Seguramente la mejor película de Oliver Stone y también la más cabrona, al plantear sin cortapisas lo que todo el mundo cree pero pocos se atreven a sostener públicamente: que John Kennedy fue víctima de un complot, un golpe de Estado encubierto urdido por grupos de presión muy influyentes y poderosos (comenzando por los militares y la CIA) hostiles a su forma de gobernar, tendente al pacifismo y a la igualdad de derechos civiles. El por entonces fiscal del distrito de Nueva Orleans Jim Garrison nunca creyó las rocambolescas conclusiones de la Comisión Warren, encargada de investigar el asesinato de Kennedy, y sospechando la existencia de una conspiración logró reabrir el caso haciendo frente a toda clase de obstáculos, aunque finalmente no obtuvo éxito tratando de probar sus teorías. Años después sería infructuosamente acusado de recibir sobornos por uno de sus antiguos colaboradores, quién más tarde admitió que se lo había inventado todo.

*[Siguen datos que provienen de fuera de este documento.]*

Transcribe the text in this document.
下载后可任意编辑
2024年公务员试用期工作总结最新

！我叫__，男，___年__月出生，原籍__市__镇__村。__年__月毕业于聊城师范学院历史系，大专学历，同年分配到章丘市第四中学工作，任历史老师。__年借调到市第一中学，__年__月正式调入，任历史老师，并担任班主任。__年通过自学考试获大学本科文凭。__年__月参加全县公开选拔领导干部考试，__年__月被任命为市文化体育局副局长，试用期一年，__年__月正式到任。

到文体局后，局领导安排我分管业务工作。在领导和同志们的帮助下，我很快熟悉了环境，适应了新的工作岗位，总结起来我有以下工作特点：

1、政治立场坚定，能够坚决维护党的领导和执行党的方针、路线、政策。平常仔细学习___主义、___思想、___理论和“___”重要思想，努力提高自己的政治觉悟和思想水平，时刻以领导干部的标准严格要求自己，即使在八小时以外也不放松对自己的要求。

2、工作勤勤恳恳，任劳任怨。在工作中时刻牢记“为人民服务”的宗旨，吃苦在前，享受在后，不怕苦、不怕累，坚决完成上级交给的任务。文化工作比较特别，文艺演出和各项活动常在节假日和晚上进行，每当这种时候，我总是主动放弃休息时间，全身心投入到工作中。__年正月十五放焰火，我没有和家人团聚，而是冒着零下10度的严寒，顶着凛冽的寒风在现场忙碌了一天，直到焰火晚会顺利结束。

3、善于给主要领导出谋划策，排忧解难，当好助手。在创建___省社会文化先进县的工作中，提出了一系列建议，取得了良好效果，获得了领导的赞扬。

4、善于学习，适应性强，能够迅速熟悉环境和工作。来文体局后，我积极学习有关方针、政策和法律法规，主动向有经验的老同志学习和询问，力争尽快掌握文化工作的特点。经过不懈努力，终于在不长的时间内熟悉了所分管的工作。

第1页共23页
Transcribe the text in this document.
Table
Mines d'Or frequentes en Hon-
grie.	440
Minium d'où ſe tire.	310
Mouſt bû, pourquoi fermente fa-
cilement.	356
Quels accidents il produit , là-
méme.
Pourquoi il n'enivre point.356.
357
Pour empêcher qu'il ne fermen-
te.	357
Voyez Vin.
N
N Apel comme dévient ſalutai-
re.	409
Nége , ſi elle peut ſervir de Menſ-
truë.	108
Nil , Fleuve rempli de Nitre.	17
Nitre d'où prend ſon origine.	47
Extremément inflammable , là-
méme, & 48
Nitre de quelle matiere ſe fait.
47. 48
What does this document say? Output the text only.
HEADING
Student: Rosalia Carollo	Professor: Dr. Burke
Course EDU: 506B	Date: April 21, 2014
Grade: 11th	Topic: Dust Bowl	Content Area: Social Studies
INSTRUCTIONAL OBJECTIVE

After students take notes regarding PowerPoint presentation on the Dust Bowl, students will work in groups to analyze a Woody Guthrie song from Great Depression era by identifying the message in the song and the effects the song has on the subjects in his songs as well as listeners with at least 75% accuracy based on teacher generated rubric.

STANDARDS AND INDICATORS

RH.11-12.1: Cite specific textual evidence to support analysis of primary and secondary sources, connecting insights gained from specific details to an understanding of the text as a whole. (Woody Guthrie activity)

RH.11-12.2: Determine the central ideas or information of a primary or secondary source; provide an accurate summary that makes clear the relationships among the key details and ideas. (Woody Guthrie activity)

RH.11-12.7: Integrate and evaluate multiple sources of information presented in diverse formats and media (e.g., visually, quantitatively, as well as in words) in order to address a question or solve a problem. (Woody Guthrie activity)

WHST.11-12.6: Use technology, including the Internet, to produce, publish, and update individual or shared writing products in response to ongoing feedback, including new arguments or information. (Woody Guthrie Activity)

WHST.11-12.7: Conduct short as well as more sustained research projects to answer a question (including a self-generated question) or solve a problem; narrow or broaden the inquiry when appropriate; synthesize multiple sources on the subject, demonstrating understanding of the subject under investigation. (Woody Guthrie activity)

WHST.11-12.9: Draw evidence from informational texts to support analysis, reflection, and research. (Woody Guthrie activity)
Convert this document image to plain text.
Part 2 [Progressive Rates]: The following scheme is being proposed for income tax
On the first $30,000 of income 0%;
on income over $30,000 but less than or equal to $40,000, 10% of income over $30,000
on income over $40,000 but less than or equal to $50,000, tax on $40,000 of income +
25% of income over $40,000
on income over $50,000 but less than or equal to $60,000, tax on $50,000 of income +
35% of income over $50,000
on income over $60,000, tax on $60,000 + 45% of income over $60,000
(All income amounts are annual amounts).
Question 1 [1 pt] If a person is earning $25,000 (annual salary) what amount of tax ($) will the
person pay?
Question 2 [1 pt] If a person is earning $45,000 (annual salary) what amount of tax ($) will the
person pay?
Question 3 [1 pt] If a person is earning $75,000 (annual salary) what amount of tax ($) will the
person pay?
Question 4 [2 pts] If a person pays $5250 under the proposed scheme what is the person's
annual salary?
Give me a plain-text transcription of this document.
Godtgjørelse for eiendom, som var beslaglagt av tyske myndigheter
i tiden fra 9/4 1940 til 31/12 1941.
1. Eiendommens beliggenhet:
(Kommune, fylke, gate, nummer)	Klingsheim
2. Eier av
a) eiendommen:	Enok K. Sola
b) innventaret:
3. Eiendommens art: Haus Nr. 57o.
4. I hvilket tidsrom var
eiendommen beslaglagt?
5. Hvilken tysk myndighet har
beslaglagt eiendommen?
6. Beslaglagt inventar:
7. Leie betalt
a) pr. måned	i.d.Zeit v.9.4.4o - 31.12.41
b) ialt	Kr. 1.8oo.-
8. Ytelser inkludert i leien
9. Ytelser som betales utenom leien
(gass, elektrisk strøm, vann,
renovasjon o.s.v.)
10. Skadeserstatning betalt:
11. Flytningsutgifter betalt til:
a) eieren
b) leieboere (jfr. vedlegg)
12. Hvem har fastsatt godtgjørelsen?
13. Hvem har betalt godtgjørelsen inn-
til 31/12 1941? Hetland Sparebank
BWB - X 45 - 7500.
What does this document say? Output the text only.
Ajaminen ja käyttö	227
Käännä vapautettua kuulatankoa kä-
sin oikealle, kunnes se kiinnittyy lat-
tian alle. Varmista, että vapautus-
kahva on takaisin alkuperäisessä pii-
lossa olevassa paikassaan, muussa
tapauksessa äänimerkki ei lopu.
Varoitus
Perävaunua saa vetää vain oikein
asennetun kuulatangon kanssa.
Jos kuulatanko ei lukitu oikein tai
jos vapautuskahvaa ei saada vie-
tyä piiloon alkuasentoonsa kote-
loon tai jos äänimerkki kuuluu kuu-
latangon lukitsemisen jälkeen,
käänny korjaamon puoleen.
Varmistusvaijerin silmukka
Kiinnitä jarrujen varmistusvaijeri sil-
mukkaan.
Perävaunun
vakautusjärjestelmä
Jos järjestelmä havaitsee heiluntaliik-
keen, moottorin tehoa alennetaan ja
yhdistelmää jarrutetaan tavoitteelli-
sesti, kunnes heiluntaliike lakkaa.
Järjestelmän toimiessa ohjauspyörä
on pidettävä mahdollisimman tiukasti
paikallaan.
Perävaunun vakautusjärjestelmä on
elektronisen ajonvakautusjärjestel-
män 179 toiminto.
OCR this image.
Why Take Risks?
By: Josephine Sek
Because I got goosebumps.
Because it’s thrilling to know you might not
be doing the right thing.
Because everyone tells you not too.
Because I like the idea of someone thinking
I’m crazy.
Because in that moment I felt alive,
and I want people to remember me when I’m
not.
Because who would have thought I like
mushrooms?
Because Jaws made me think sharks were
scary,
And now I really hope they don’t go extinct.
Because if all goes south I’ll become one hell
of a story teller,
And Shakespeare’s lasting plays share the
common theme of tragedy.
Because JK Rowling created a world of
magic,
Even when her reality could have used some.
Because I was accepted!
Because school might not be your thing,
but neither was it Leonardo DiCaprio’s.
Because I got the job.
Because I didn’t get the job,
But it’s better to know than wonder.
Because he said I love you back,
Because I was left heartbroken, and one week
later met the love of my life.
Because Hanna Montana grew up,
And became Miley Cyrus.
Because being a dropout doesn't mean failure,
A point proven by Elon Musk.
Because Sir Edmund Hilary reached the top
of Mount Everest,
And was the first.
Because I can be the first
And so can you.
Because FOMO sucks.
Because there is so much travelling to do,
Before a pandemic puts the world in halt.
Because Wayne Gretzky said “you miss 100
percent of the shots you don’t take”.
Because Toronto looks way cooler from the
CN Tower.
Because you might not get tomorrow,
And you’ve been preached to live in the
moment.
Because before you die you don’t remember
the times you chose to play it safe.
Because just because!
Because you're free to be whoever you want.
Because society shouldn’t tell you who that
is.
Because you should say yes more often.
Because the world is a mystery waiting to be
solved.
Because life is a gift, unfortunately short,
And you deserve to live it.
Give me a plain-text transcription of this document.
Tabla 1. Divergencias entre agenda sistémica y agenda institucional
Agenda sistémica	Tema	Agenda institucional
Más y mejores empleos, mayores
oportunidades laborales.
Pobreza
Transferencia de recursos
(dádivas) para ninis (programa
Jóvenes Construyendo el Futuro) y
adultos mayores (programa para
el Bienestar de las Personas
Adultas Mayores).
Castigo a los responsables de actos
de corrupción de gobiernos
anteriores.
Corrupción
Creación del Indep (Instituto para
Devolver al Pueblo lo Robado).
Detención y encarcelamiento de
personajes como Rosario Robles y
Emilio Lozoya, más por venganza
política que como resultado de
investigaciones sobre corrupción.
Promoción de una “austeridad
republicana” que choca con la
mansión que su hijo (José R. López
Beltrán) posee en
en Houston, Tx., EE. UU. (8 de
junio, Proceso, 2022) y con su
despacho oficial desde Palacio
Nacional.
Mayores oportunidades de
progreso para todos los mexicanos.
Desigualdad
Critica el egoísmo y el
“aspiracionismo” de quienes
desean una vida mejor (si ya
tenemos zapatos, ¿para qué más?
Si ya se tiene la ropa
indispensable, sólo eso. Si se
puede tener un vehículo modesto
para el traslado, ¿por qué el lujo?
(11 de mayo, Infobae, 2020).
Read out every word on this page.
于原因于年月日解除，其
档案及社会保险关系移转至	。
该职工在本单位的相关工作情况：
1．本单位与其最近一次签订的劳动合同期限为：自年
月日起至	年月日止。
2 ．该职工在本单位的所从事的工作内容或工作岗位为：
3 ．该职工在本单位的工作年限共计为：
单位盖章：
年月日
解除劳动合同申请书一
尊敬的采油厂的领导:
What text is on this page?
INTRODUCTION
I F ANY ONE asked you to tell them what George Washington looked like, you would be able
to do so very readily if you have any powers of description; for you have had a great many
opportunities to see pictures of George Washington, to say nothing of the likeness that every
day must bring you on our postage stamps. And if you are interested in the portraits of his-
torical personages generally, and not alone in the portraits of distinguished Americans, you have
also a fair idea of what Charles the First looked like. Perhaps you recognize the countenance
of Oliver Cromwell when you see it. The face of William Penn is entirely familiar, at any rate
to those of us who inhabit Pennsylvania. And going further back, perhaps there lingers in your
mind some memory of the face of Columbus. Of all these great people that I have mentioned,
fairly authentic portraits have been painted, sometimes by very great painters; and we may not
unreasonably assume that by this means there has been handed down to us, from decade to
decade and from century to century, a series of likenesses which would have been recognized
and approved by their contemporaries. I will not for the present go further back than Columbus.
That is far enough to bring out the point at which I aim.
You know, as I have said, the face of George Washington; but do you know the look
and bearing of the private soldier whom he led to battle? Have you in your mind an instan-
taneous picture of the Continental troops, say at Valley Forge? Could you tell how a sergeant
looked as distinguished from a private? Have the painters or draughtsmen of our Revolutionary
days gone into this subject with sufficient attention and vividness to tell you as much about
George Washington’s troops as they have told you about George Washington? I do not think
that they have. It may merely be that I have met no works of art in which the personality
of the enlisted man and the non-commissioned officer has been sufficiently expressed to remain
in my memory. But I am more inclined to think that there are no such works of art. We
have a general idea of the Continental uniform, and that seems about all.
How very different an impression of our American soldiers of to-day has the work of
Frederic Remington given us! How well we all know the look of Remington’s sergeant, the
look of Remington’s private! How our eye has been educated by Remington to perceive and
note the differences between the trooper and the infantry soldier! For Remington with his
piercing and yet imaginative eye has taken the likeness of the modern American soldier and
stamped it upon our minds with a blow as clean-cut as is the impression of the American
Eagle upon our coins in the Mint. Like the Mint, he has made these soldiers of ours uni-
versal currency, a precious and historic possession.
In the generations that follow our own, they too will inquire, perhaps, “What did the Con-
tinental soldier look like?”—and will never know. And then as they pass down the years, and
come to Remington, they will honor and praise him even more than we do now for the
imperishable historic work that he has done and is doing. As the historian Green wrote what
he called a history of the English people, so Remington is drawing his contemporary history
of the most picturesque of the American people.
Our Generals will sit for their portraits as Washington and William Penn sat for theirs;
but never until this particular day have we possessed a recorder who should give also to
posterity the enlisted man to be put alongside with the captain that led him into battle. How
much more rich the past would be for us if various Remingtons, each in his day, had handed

Garrison acabó compaginando su carrera judicial con la de escritor, y precisamente uno de sus libros sirvió de base al periodista Zachary Sklar y al propio Oliver Stone para construir un guión espléndido, que da pie a uno de los mejores trhillers políticos de la historia del cine. El círculo se completa con un reparto de campanillas encabezado por Kevin Costner, en la cima de su popularidad. Pero ojo a los nombres que lo acompañan en roles secundarios, gente como Jack Lemmon, Joe Pesci, Walter Matthau, Kevin Bacon, Sissy Spacek, Gary Oldman, Kevin Bacon o el malogrado cómico John Candy interpretando a un abogado de baja estofa. A la fiesta se une Donald Sutherland, protagonista de un monólogo fabuloso, así como Tommy Lee Jones, nominado al Óscar por su trabajo como principal sospechoso de urdir la conspiración que acabó con la vida de JFK. Hablando de Oscars la película estuvo nominada a otros seis pero acabó llevándose únicamente dos (montaje y fotografía, por lo demás geniales), batida en toda regla por El silencio de los Corderos.
En resumen, la hostia. Si bien no se libra de las acostumbradas «licencias dramáticas» ni de unas cuantas inexactitudes, dice mucho en favor de este largometraje que el asqueroso Jack Valenti (durante años jefe omnipotente de la censura estadounidense) arremetiese contra él por señalar directamente al sucesor de Kennedy, Lyndon B. Johnson, como uno de los máximos responsables del asesinato. De Oliver Stone se podrán decir cosas, unas buenas y otras no tanto; pero lo que está claro es que a cabrón, cuando quiere serlo, no le gana nadie.